Thursday, November 2, 2017
Forum for Scholars and Publics
12:00 - 1:15 pm
Light lunch served
The RightsWatch Series began in Spring 2017 and continues in Fall 2017. On November 2, we'll hold a discussion about law, history, and advocacy surrounding voting rights in the United States and in North Carolina. Panelists include Duke Law professor Guy-Uriel Charles, Rob Schofield of NC Policy Watch, and Emily Seawell of the Southern Coalition for Social Justice.
Over the next four years, we are likely to witness dramatic changes in how the US government sees and treats fundamental rights. RightsWatch seeks to bring Duke scholars and activists in conversation about the rights debates that will shape the future. These panels are designed to comment on a fast-moving political scene while at the same time engaging in civil - and deeply civic - conversation.
Co-sponsored by the Forum for Scholars and Publics and the Duke Human Rights Center @ the Franklin Humanities Institute
Guy-Uriel Charlies is the Edward and Ellen Marie Schwarzman Professor of Law and Senior Associate Dean for Faculty and Research at Duke Law. Professor Charles is the founding director of the Duke Law Center on Law, Race and Politics. He is an expert in and frequent public commentator on constitutional law, election law, campaign finance, redistricting, politics, and race. He joined Duke Law's faculty in 2009; he previously was the Russell M. and Elizabeth M. Bennett Professor of Law at the University of Minnesota Law School.
Professor Charles is co-founder of the Colored Demos blog, coloreddemos.blogspot.com, and a reviewer for Stanford University Press, University of Chicago Press, and NYU Press. He has published articles in Constitutional Commentary, The Michigan Law Review, The Michigan Journal of Race and Law, The Georgetown Law Journal, The Journal of Politics, The California Law Review, The North Carolina Law Review, and others.
Professor Charles received his JD from the University of Michigan Law School and clerked for The Honorable Damon J. Keith of the United States Court of Appeals for the Sixth Circuit. While at the University of Michigan, he was the founder and first editor-in-chief of the Michigan Journal of Race & Law.
NC Policy Watch
Rob Schofield is the Director of Research at NC Policy Watch – a special news and commentary project of the North Carolina Justice Center. He joined the project in 2006 and has more than three decades of experience as a lawyer, lobbyist, writer and trainer.
At Policy Watch, Rob conducts research, authors weekly online columns, writes and edits frequent opinion pieces, blog posts and social media entries, helps manage the Policy Watch website and blog, speaks to various civic groups, appears regularly on TV and radio, and helps build and support progressive nonprofits.
From 1992 to 2005, Rob worked as an attorney at the Justice Center – where he helped build the organization from a small Legal Services office into the state’s leading anti-poverty advocacy group. His career has also included stints with the N.C. Center for Nonprofits, the American Civil Liberties Union of Illinois and a Washington, DC-based farmworker rights group, the Migrant Legal Action Program.
Rob is a graduate of the George Washington University Law School and received his undergraduate degree from the University of California, Los Angeles.

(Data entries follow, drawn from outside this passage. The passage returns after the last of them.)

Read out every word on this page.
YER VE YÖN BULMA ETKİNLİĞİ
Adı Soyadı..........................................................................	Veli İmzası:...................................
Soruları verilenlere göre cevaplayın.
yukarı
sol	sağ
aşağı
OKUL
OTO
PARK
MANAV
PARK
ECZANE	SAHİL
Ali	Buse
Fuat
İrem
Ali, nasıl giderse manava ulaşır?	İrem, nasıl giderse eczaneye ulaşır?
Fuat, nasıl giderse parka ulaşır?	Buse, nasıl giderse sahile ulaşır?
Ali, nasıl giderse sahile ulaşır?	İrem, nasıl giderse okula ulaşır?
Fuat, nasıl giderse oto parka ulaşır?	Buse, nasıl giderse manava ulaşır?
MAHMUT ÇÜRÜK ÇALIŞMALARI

Southern Coalition for Social Justice
Emily Seawell is a voting rights staff attorney with the Southern Coalition for Social Justice, a nonpartisan nonprofit law firm in Durham. As a staff attorney, she has been involved in recent litigation challenging voter suppression and redistricting laws in North Carolina and across the South on behalf of clients including the NAACP, League of Women Voters, Common Cause, and A. Philip Randolph Institute. Her office was deeply involved in the recent legal victory in the Fourth Circuit Court of Appeals in North Carolina NAACP v. McCrory, which struck down North Carolina's voter ID law and restored same-day voter registration, out-of-precinct voting, pre-registration for 16- and 17-year-olds, and a week of early voting. Her office also represents plaintiffs in Covington v. North Carolina, which struck down 28 state legislative districts as unconstitutional racial gerrymanders and led to court-ordered redistricting in North Carolina in August 2017. Emily received her law degree from Elon University and is originally from Gastonia, North Carolina, which is just west of Charlotte.